Wäre es nicht viel schöner für sie zu sagen wie Franz Josef Strauß „es ist mir egal, wer unter mir Kanzler wird“?
Söder: Dinge ändern sich. Zu Zeiten von Franz Josef Strauß war die Welt eine andere. Wir sind heute in jeder Beziehung vernetzt, nicht nur bei Corona, auch beim Klimawandel und in vielen anderen Fragen. Wir erreichen nur dann etwas, wenn wir mehr auf Zusammenarbeit setzen. Ich verbinde das mit einem afrikanischen Sprichwort, das mir gut gefällt: „Wenn du schnell gehen willst, dann geh allein. Wenn du weit gehen willst, dann geh gemeinsam.“ Das heißt für Deutschland auch: Wenn wir weit gehen wollen, müssen wir gemeinsam gehen.

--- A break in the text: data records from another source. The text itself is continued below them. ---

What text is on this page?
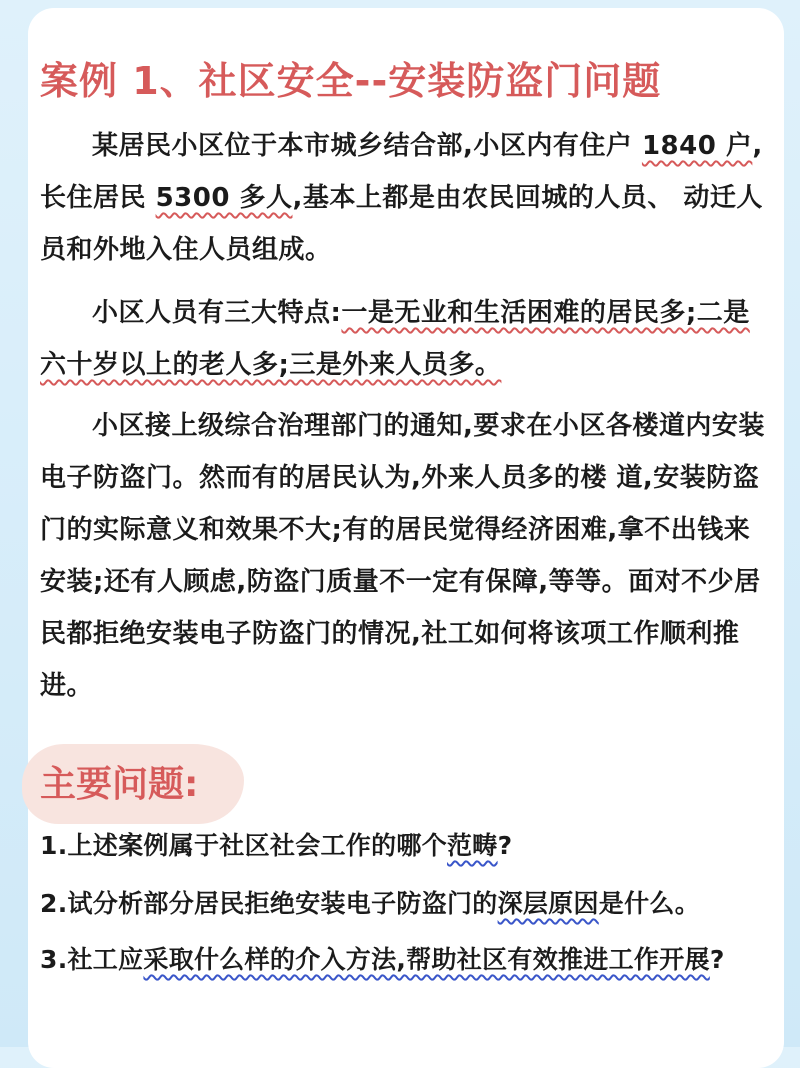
案例 1、社区安全--安装防盗门问题

某居民小区位于本市城乡结合部,小区内有住户 1840 户,长住居民 5300 多人,基本上都是由农民回城的人员、 动迁人员和外地入住人员组成。

小区人员有三大特点:一是无业和生活困难的居民多;二是六十岁以上的老人多;三是外来人员多。

小区接上级综合治理部门的通知,要求在小区各楼道内安装电子防盗门。然而有的居民认为,外来人员多的楼 道,安装防盗门的实际意义和效果不大;有的居民觉得经济困难,拿不出钱来安装;还有人顾虑,防盗门质量不一定有保障,等等。面对不少居民都拒绝安装电子防盗门的情况,社工如何将该项工作顺利推进。

主要问题:

1.上述案例属于社区社会工作的哪个范畴?

2.试分析部分居民拒绝安装电子防盗门的深层原因是什么。

3.社工应采取什么样的介入方法,帮助社区有效推进工作开展?
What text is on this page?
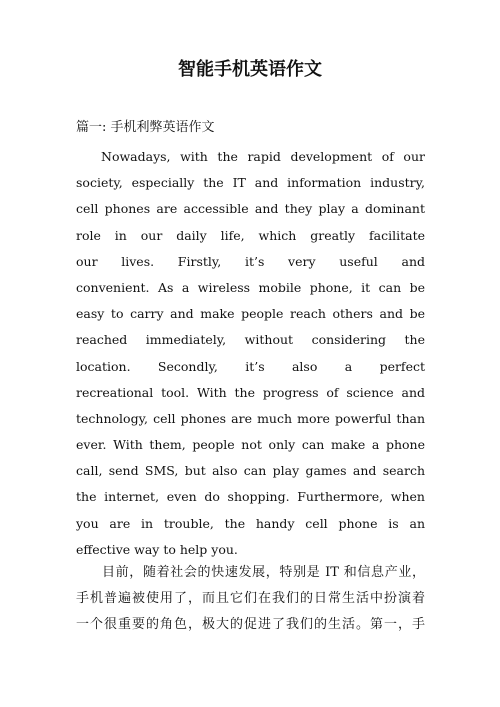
智能手机英语作文
篇一: 手机利弊英语作文
Nowadays, with the rapid development of our
society, especially the IT and information industry,
cell phones are accessible and they play a dominant
role in our daily life, which greatly facilitate
our lives. Firstly, it’s very useful and
convenient. As a wireless mobile phone, it can be
easy to carry and make people reach others and be
reached immediately, without considering the
location. Secondly, it’s also a perfect
recreational tool. With the progress of science and
technology, cell phones are much more powerful than
ever. With them, people not only can make a phone
call, send SMS, but also can play games and search
the internet, even do shopping. Furthermore, when
you are in trouble, the handy cell phone is an
effective way to help you.
目前，随着社会的快速发展，特别是 IT 和信息产业，
手机普遍被使用了，而且它们在我们的日常生活中扮演着
一个很重要的角色，极大的促进了我们的生活。第一，手
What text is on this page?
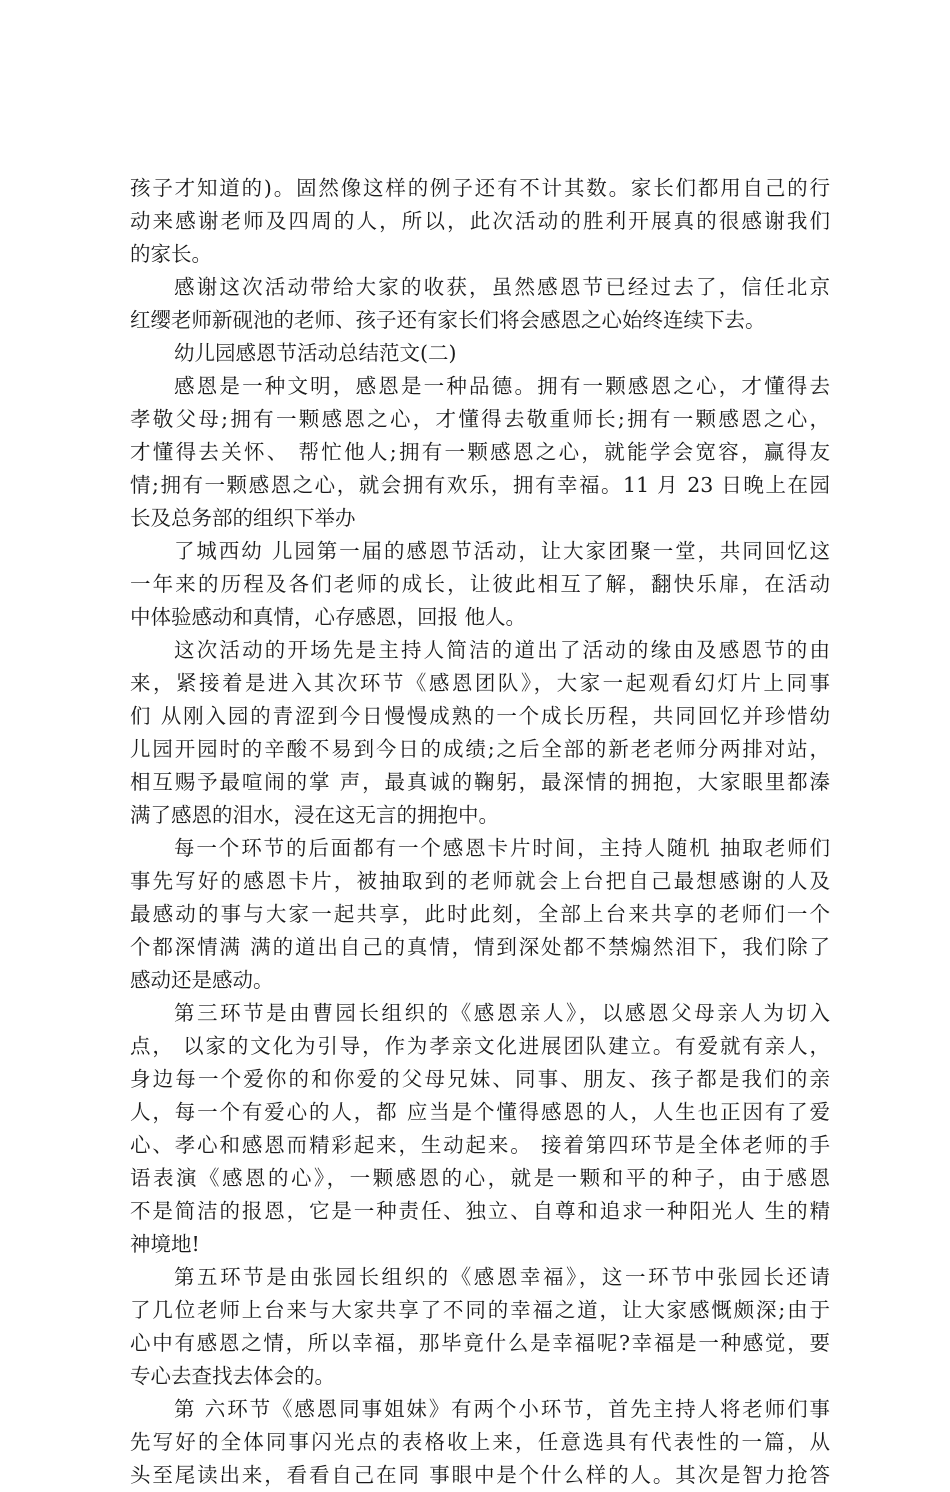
孩子才知道的)。固然像这样的例子还有不计其数。家长们都用自己的行
动来感谢老师及四周的人，所以，此次活动的胜利开展真的很感谢我们
的家长。
感谢这次活动带给大家的收获，虽然感恩节已经过去了，信任北京
红缨老师新砚池的老师、孩子还有家长们将会感恩之心始终连续下去。
幼儿园感恩节活动总结范文(二)
感恩是一种文明，感恩是一种品德。拥有一颗感恩之心，才懂得去
孝敬父母;拥有一颗感恩之心，才懂得去敬重师长;拥有一颗感恩之心，
才懂得去关怀、 帮忙他人;拥有一颗感恩之心，就能学会宽容，赢得友
情;拥有一颗感恩之心，就会拥有欢乐，拥有幸福。11 月 23 日晚上在园
长及总务部的组织下举办
了城西幼 儿园第一届的感恩节活动，让大家团聚一堂，共同回忆这
一年来的历程及各们老师的成长，让彼此相互了解，翻快乐扉，在活动
中体验感动和真情，心存感恩，回报 他人。
这次活动的开场先是主持人简洁的道出了活动的缘由及感恩节的由
来，紧接着是进入其次环节《感恩团队》，大家一起观看幻灯片上同事
们 从刚入园的青涩到今日慢慢成熟的一个成长历程，共同回忆并珍惜幼
儿园开园时的辛酸不易到今日的成绩;之后全部的新老老师分两排对站，
相互赐予最喧闹的掌 声，最真诚的鞠躬，最深情的拥抱，大家眼里都溱
满了感恩的泪水，浸在这无言的拥抱中。
每一个环节的后面都有一个感恩卡片时间，主持人随机 抽取老师们
事先写好的感恩卡片，被抽取到的老师就会上台把自己最想感谢的人及
最感动的事与大家一起共享，此时此刻，全部上台来共享的老师们一个
个都深情满 满的道出自己的真情，情到深处都不禁煽然泪下，我们除了
感动还是感动。
第三环节是由曹园长组织的《感恩亲人》，以感恩父母亲人为切入
点， 以家的文化为引导，作为孝亲文化进展团队建立。有爱就有亲人，
身边每一个爱你的和你爱的父母兄妹、同事、朋友、孩子都是我们的亲
人，每一个有爱心的人，都 应当是个懂得感恩的人，人生也正因有了爱
心、孝心和感恩而精彩起来，生动起来。 接着第四环节是全体老师的手
语表演《感恩的心》，一颗感恩的心，就是一颗和平的种子，由于感恩
不是简洁的报恩，它是一种责任、独立、自尊和追求一种阳光人 生的精
神境地!
第五环节是由张园长组织的《感恩幸福》，这一环节中张园长还请
了几位老师上台来与大家共享了不同的幸福之道，让大家感慨颇深;由于
心中有感恩之情，所以幸福，那毕竟什么是幸福呢?幸福是一种感觉，要
专心去查找去体会的。
第 六环节《感恩同事姐妹》有两个小环节，首先主持人将老师们事
先写好的全体同事闪光点的表格收上来，任意选具有代表性的一篇，从
头至尾读出来，看看自己在同 事眼中是个什么样的人。其次是智力抢答
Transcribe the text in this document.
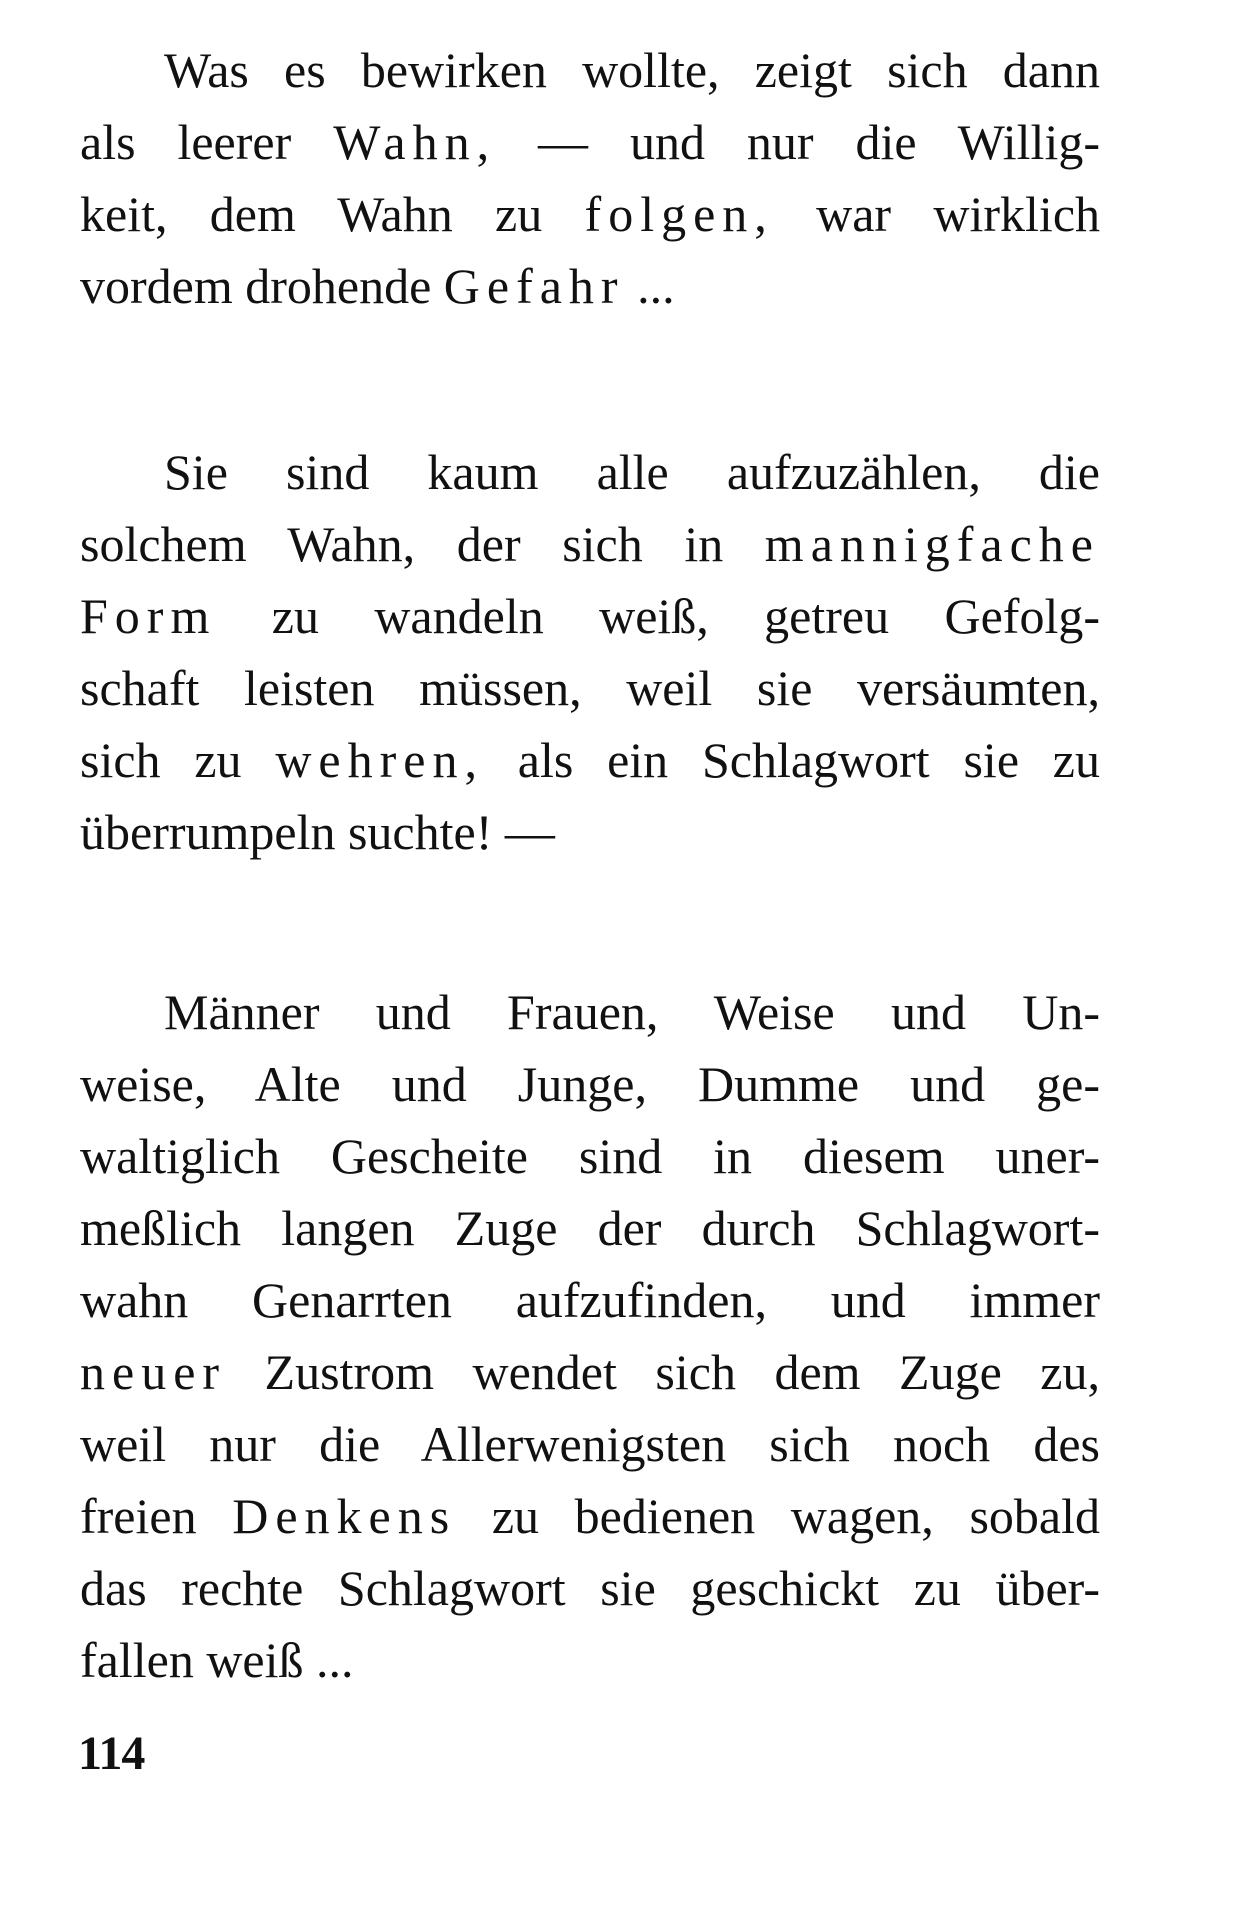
Was es bewirken wollte, zeigt sich dann
als leerer Wahn, — und nur die Willig-
keit, dem Wahn zu folgen, war wirklich
vordem drohende Gefahr ...
Sie sind kaum alle aufzuzählen, die
solchem Wahn, der sich in mannigfache
Form zu wandeln weiß, getreu Gefolg-
schaft leisten müssen, weil sie versäumten,
sich zu wehren, als ein Schlagwort sie zu
überrumpeln suchte! —
Männer und Frauen, Weise und Un-
weise, Alte und Junge, Dumme und ge-
waltiglich Gescheite sind in diesem uner-
meßlich langen Zuge der durch Schlagwort-
wahn Genarrten aufzufinden, und immer
neuer Zustrom wendet sich dem Zuge zu,
weil nur die Allerwenigsten sich noch des
freien Denkens zu bedienen wagen, sobald
das rechte Schlagwort sie geschickt zu über-
fallen weiß ...
114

Wo werden sie diesen Sommer Urlaub machen?
Söder: Wir werden ein paar Tage in Bayern Urlaub machen, vielleicht auch noch ein paar Tagesausflüge. Und dann habe ich mit Schleswig-Holsteins Ministerpräsident Daniel Günther ausgemacht, dass wir uns im August am Wattenmeer treffen. So eine Wattwanderung ist immer etwas Spannendes.
Die Fragen stellte Gregor Peter Schmitz; protokolliert wurde das Interview von Holger Sabinsky-Wolf.